More interestingly, we found that larval size differed between the two Camellia species at the population level. This phenomenon has also been reported in other Curculio species [5]. For endoparasitoids that feed within small discrete resource patches, such as seeds or fruits, body size at the population level was affected not only by resource availability and quality but also by intraspecific competition [26,52,53,54,55]. In our study systems, the occurrence of multiple larvae per fruit was extremely rare. There were three (for C. oleifera) and seven (for C. meiocarpa) fruits with two larvae in each fruit, accounting for 2.2% and 2.1% of the weevil-infested fruits, respectively. This meant that larval size in this study is mainly determined by resource availability, while larval intraspecific competition has almost little effect on it.
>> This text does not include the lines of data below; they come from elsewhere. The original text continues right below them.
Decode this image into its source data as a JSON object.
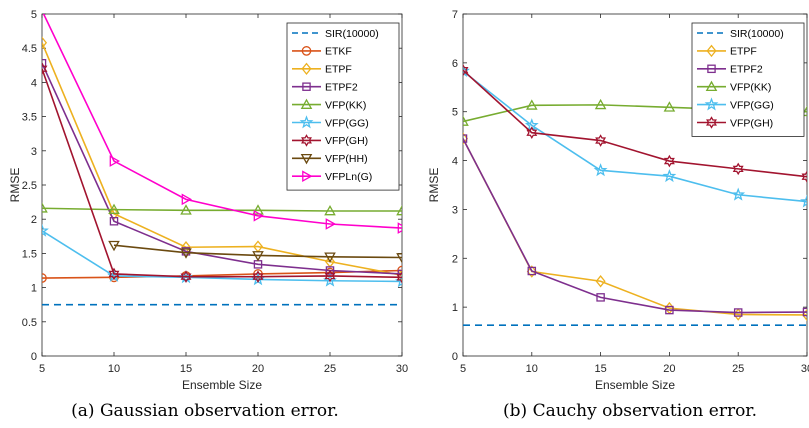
{
  "style": {
    "axis_color": "#262626",
    "series_colors": {
      "SIR(10000)": "#0072BD",
      "ETKF": "#D95319",
      "ETPF": "#EDB120",
      "ETPF2": "#7E2F8E",
      "VFP(KK)": "#77AC30",
      "VFP(GG)": "#4DBEEE",
      "VFP(GH)": "#A2142F",
      "VFP(HH)": "#6B4A10",
      "VFPLn(G)": "#FF00CC"
    }
  },
  "chart_data": [
    {
      "type": "line",
      "caption": "(a) Gaussian observation error.",
      "xlabel": "Ensemble Size",
      "ylabel": "RMSE",
      "xlim": [
        5,
        30
      ],
      "ylim": [
        0,
        5
      ],
      "xticks": [
        "5",
        "10",
        "15",
        "20",
        "25",
        "30"
      ],
      "yticks": [
        "0",
        "0.5",
        "1",
        "1.5",
        "2",
        "2.5",
        "3",
        "3.5",
        "4",
        "4.5",
        "5"
      ],
      "grid": false,
      "legend_position": "top-right",
      "x": [
        5,
        10,
        15,
        20,
        25,
        30
      ],
      "series": [
        {
          "name": "SIR(10000)",
          "marker": "none",
          "dashed": true,
          "values": [
            0.75,
            0.75,
            0.75,
            0.75,
            0.75,
            0.75
          ]
        },
        {
          "name": "ETKF",
          "marker": "circle",
          "values": [
            1.14,
            1.15,
            1.17,
            1.2,
            1.22,
            1.25
          ]
        },
        {
          "name": "ETPF",
          "marker": "diamond",
          "values": [
            4.58,
            2.08,
            1.59,
            1.6,
            1.38,
            1.18
          ]
        },
        {
          "name": "ETPF2",
          "marker": "square",
          "values": [
            4.28,
            1.97,
            1.53,
            1.34,
            1.25,
            1.2
          ]
        },
        {
          "name": "VFP(KK)",
          "marker": "triangle-up",
          "values": [
            2.16,
            2.14,
            2.13,
            2.13,
            2.12,
            2.12
          ]
        },
        {
          "name": "VFP(GG)",
          "marker": "star",
          "values": [
            1.83,
            1.17,
            1.15,
            1.12,
            1.1,
            1.09
          ]
        },
        {
          "name": "VFP(GH)",
          "marker": "hexagram",
          "values": [
            4.2,
            1.2,
            1.16,
            1.16,
            1.17,
            1.15
          ]
        },
        {
          "name": "VFP(HH)",
          "marker": "triangle-down",
          "values": [
            null,
            1.62,
            1.51,
            1.47,
            1.45,
            1.44
          ]
        },
        {
          "name": "VFPLn(G)",
          "marker": "triangle-right",
          "values": [
            5.05,
            2.85,
            2.29,
            2.05,
            1.93,
            1.87
          ]
        }
      ]
    },
    {
      "type": "line",
      "caption": "(b) Cauchy observation error.",
      "xlabel": "Ensemble Size",
      "ylabel": "RMSE",
      "xlim": [
        5,
        30
      ],
      "ylim": [
        0,
        7
      ],
      "xticks": [
        "5",
        "10",
        "15",
        "20",
        "25",
        "30"
      ],
      "yticks": [
        "0",
        "1",
        "2",
        "3",
        "4",
        "5",
        "6",
        "7"
      ],
      "grid": false,
      "legend_position": "top-right",
      "x": [
        5,
        10,
        15,
        20,
        25,
        30
      ],
      "series": [
        {
          "name": "SIR(10000)",
          "marker": "none",
          "dashed": true,
          "values": [
            0.63,
            0.63,
            0.63,
            0.63,
            0.63,
            0.63
          ]
        },
        {
          "name": "ETPF",
          "marker": "diamond",
          "values": [
            4.45,
            1.73,
            1.53,
            0.98,
            0.85,
            0.84
          ]
        },
        {
          "name": "ETPF2",
          "marker": "square",
          "values": [
            4.45,
            1.74,
            1.2,
            0.94,
            0.89,
            0.9
          ]
        },
        {
          "name": "VFP(KK)",
          "marker": "triangle-up",
          "values": [
            4.8,
            5.13,
            5.14,
            5.09,
            5.04,
            5.0
          ]
        },
        {
          "name": "VFP(GG)",
          "marker": "star",
          "values": [
            5.83,
            4.72,
            3.8,
            3.68,
            3.3,
            3.16
          ]
        },
        {
          "name": "VFP(GH)",
          "marker": "hexagram",
          "values": [
            5.85,
            4.57,
            4.41,
            3.99,
            3.83,
            3.67
          ]
        }
      ]
    }
  ]
}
Obviously, the fruits in C. oleifera, compared with those in C. meiocarpa, have a larger size and thus greater holding capacity for larval development. Therefore, a larger size of the within-C. oleifera-fruits-developing larvae is expectable if the endoparasitoid body size hypothesis holds.

5. Conclusions

A method was proposed to test the endoparasitoid body size hypothesis using C. styracis and two congeneric host species of Camellia that differ in average fruit size. We tested a series of models and found that a logistic model most accurately describes larval size in association with host-fruit size. Based on the characteristics of the optimal model, the potential larval size was calculated to estimate host-fruit holding capacity of the two host species, and the endoparasitoid body size hypothesis seemed to be confirmed because (1) larval size in both host plants increased with increasing fruit size until leveling off when the fruits were large enough to allow unconstrained larval development; (2) larval size remained only a little below the host-fruit capacity; and (3) larvae developed in host plant with larger fruits had a larger size.